Proprio ieri, su questo blog, ho rilanciato una interessante intervista (qui) al cardinale Willem Jacobus Eijk, arcivescovo di Utrecht, rilasciata a Il Timone, il quale, a proposito dei principi non negoziabili, che rischiano di non essere più percepiti come tali neanche dai cattolici, osservava:

“La crisi della fede colpisce sempre anche le convinzioni morali, che sono parte intrinseca della fede. L’attuale crisi di fede in Cristo ha portato ad una crisi di fede nelle norme assolute, nell’esistenza di atti intrinsecamente malvagi, e quindi nel fatto che certi principi non sono negoziabili. Tuttavia,’dobbiamo obbedire a Dio piuttosto che agli uomini’ (At 5,29).
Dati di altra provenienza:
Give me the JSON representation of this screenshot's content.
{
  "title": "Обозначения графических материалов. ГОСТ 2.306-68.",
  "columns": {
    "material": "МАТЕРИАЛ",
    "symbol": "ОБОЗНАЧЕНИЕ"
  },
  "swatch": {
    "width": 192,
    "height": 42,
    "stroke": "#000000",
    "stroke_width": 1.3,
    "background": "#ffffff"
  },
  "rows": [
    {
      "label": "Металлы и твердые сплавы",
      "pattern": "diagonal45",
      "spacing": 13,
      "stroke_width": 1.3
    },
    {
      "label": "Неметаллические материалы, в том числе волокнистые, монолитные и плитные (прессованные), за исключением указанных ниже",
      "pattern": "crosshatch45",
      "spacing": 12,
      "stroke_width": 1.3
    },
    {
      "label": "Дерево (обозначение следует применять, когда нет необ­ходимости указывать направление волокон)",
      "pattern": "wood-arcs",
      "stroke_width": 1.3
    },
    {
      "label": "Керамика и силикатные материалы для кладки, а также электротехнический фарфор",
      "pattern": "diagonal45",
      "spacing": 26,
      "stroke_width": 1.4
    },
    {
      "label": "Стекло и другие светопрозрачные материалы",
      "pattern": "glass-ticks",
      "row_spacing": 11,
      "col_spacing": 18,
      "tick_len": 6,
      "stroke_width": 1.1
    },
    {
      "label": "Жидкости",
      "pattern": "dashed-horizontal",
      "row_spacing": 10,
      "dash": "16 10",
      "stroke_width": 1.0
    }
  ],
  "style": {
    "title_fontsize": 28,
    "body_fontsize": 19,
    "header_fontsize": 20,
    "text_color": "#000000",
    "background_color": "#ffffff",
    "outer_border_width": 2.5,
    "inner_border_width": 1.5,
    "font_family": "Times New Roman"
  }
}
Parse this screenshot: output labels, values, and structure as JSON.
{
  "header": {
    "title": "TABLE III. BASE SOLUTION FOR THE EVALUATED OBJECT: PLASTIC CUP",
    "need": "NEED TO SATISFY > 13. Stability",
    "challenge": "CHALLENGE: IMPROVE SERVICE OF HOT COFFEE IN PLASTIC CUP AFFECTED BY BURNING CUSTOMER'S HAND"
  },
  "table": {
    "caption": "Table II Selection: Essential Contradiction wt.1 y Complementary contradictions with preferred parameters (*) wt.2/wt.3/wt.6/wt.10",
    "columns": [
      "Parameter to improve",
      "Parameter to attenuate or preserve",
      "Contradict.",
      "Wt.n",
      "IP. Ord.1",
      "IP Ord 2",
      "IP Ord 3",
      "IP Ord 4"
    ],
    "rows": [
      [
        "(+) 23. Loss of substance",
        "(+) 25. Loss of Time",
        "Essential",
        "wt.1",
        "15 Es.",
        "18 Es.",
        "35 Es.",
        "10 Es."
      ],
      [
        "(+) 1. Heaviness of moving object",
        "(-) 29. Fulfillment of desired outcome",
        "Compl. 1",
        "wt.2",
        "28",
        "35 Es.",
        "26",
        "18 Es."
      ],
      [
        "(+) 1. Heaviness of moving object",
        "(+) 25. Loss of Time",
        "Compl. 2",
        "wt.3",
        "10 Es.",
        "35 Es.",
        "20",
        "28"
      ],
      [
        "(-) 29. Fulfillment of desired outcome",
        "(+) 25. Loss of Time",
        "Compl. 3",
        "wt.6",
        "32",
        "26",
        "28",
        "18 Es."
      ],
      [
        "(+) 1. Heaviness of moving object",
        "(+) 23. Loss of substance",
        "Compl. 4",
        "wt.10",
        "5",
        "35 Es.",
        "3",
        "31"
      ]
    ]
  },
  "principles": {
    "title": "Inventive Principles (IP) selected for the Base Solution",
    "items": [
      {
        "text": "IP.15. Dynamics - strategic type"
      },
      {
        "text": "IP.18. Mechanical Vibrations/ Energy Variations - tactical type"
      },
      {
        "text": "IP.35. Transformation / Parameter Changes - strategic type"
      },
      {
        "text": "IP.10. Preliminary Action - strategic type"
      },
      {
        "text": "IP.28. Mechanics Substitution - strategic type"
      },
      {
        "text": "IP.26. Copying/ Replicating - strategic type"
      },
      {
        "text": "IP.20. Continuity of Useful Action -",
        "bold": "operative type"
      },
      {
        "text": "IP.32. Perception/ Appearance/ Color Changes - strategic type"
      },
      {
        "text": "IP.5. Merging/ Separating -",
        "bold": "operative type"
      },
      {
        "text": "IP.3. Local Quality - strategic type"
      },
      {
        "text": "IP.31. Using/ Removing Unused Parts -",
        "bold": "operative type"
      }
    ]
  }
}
Le leggi umane devono corrispondere alla legge morale naturale, che salvaguarda la dignità della persona e che deriva dall’ordine che Dio ha dato alla sua creazione.”

 

Aggiornamento del 07.03.2018 ore 17.57

BREAKING NEWS (qui):

Il Senato dello Stato del Mississippi (USA) approva il divieto di aborto dopo le 15 settimane.

Ora la legge ritorna alla Camera in quanto al Senato la stessa aveva subìto una modifica.